Japanese and Korean Stocks Crash as Chip Selloff Tops $360B

Japanese and Korean stocks crash on July 8, as a tech-led selloff hit Asia’s semiconductor complex and renewed risk-off sentiment. Japan’s Nikkei 225 fell 2.11% to 66,819.05 and the broader Topix dropped 1.4% to 4,006.43, wiping out about 19.4 trillion yen (~$120B). South Korea’s KOSPI slid 5.35% to 7,246.79, its lowest since May 20, erasing about 366 trillion won (~$243B). Combined daily losses totaled roughly $363B. What drove the Japanese and Korean stocks crash? Chipmakers led the declines. Samsung Electronics dropped 6.25% (to 277,500 won) and SK Hynix fell 5.68%, barely holding the 2 million won level. The move followed a second wave in two days after Samsung’s post-earnings weakness on July 7 contributed to historic volatility. Geopolitical and macro catalysts added pressure. U.S. strikes on Iran and the removal of oil-sanction waivers pushed oil prices higher, lifting volatility and weighing on global risk appetite.
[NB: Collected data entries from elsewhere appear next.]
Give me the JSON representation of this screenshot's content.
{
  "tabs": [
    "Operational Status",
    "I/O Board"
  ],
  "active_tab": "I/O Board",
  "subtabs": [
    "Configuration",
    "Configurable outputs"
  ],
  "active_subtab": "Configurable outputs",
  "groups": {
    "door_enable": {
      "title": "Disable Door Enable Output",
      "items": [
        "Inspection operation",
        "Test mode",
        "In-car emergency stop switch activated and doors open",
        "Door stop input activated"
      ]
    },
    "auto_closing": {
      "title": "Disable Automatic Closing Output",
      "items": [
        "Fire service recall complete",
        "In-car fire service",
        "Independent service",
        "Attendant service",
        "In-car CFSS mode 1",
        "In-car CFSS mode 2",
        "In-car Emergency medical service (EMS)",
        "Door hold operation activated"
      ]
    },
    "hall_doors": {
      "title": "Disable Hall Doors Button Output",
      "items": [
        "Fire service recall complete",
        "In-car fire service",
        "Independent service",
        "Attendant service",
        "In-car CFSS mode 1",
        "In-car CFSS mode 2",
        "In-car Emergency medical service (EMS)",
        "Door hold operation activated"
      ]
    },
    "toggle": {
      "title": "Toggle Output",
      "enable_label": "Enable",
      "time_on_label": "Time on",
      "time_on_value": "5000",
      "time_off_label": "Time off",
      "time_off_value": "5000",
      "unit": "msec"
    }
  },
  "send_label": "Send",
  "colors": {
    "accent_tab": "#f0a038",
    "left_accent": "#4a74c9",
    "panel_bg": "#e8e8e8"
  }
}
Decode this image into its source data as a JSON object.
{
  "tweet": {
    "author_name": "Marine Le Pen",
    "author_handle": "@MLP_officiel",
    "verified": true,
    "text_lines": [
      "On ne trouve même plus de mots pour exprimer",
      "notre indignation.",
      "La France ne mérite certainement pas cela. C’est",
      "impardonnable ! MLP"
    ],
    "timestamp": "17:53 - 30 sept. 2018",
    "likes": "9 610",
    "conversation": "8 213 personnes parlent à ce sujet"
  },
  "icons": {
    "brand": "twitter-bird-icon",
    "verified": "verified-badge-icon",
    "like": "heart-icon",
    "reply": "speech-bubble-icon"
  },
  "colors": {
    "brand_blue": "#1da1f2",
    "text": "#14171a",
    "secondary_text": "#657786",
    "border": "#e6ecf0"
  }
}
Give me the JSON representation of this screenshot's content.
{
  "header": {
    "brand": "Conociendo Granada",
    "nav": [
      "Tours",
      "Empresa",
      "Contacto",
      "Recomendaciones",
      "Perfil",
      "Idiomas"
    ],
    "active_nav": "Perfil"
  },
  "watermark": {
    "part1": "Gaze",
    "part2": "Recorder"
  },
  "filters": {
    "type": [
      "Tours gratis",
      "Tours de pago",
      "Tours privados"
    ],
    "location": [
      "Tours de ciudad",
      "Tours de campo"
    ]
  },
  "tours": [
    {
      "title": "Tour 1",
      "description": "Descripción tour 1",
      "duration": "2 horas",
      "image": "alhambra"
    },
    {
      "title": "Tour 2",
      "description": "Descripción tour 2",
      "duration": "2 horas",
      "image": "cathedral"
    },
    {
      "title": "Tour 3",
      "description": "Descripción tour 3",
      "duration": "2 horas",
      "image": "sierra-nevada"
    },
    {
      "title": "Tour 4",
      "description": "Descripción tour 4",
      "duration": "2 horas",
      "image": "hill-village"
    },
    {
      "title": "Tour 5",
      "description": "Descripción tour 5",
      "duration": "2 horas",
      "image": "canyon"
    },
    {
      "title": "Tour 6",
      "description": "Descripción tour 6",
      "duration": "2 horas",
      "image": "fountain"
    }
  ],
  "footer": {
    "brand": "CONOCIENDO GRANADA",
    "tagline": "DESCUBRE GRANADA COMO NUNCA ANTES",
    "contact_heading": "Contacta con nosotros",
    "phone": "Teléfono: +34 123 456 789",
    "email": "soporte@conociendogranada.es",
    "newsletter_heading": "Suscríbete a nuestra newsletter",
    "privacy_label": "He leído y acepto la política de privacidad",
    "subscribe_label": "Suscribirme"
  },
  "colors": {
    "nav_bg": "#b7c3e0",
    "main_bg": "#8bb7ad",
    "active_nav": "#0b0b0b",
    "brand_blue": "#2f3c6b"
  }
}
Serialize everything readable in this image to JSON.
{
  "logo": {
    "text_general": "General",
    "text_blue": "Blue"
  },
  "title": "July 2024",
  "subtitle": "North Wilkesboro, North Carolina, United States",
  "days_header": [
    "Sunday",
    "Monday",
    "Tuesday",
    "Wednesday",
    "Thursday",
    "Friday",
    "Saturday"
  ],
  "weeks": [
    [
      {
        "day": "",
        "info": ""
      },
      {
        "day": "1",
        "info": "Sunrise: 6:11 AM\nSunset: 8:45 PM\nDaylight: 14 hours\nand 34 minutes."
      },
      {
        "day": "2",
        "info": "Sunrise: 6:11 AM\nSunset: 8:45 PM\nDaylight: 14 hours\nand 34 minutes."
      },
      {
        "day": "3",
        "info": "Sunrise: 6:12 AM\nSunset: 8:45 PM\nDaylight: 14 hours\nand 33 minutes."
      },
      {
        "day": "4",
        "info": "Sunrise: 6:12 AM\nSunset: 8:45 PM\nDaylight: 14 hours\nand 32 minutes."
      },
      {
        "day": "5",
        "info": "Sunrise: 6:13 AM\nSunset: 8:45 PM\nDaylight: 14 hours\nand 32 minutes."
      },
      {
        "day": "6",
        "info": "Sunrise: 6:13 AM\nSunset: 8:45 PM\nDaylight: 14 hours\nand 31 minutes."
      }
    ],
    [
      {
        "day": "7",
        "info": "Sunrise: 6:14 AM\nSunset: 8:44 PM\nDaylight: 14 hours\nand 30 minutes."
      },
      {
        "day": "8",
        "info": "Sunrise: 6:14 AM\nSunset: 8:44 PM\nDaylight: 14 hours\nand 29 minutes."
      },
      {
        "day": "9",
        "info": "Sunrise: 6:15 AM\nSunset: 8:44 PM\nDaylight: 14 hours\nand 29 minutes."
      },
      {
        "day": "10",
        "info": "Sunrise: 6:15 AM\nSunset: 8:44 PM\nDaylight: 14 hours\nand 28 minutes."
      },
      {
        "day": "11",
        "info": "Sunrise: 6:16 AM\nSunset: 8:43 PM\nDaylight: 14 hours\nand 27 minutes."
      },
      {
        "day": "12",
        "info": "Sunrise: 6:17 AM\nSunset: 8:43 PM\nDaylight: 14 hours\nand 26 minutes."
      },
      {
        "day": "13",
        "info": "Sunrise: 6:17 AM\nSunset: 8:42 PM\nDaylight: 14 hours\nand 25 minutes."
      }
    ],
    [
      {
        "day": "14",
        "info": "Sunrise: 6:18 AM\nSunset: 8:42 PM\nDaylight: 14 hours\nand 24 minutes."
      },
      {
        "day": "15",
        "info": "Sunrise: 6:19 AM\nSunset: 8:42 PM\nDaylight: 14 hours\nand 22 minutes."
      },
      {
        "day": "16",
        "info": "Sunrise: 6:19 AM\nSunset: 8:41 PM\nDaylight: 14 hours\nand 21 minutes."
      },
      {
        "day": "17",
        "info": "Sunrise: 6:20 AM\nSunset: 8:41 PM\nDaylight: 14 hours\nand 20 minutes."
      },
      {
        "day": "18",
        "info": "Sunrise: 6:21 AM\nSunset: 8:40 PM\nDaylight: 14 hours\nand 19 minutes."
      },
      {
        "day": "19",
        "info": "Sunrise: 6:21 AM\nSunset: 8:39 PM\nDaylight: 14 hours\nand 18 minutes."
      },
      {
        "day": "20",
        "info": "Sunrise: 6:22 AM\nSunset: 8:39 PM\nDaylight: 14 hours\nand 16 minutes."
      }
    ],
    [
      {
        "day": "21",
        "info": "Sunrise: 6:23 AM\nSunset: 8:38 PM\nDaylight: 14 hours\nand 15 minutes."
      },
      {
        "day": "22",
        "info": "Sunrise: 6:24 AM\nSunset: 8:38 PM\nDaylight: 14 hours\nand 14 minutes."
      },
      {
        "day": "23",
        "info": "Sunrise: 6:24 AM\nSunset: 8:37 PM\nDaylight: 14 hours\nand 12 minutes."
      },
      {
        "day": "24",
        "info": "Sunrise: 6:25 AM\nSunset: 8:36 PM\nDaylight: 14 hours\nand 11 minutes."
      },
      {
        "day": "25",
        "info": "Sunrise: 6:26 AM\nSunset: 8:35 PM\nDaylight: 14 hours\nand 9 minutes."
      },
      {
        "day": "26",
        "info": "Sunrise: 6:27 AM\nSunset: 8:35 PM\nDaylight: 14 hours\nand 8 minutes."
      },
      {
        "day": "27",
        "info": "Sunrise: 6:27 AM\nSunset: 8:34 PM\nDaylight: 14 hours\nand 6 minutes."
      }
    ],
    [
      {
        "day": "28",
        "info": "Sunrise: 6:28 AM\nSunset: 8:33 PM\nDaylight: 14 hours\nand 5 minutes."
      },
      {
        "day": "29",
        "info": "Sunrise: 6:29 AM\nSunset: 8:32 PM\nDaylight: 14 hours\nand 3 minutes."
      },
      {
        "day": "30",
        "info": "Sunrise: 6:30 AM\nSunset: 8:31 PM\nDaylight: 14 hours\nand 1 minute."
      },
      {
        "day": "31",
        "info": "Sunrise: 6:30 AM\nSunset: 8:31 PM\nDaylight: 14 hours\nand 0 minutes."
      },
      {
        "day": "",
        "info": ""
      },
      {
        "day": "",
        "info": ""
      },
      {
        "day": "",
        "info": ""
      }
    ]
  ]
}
The overnight weakness in U.S. tech stocks—alongside declines in the Philadelphia Semiconductor Index—also fed the selloff, as investors continued to trim the “overheated” AI trade. Is there any rebound? A midday V-shaped attempt emerged as investors bought beaten-down AI hardware names, but foreign buying in Korean equities stayed cautious. Traders will watch SK Hynix’s planned U.S. listing for signals on whether Asia-Pacific semiconductors can stabilize after the Japanese and Korean stocks crash.
Bearish
This event is not crypto-native, but it is a macro/market-risk shock. The Japanese and Korean stocks crash was led by semiconductors (Samsung, SK Hynix) and amplified by overnight U.S. tech weakness plus geopolitical oil-driven volatility. For crypto traders, that combination typically tightens liquidity, reduces risk appetite, and pressures high-beta assets (including majors during correlation spikes). In similar “tech-sector selloff + geopolitical/oil volatility” episodes, BTC and ETH often react with short-term downside or elevated volatility because traders de-risk across markets. The only mild offset here is a brief intraday V-shaped rebound, which suggests selling pressure may be losing steam, but foreign caution and the focus on earnings/listing signals imply uncertainty remains. Short term: expect continued volatility and correlation with global tech/semis. Long term: if semiconductor earnings stabilize and U.S. tech sentiment improves, the market could reprice risk downward gradually; however, until that confirmation arrives, the default bias for crypto positioning is defensive.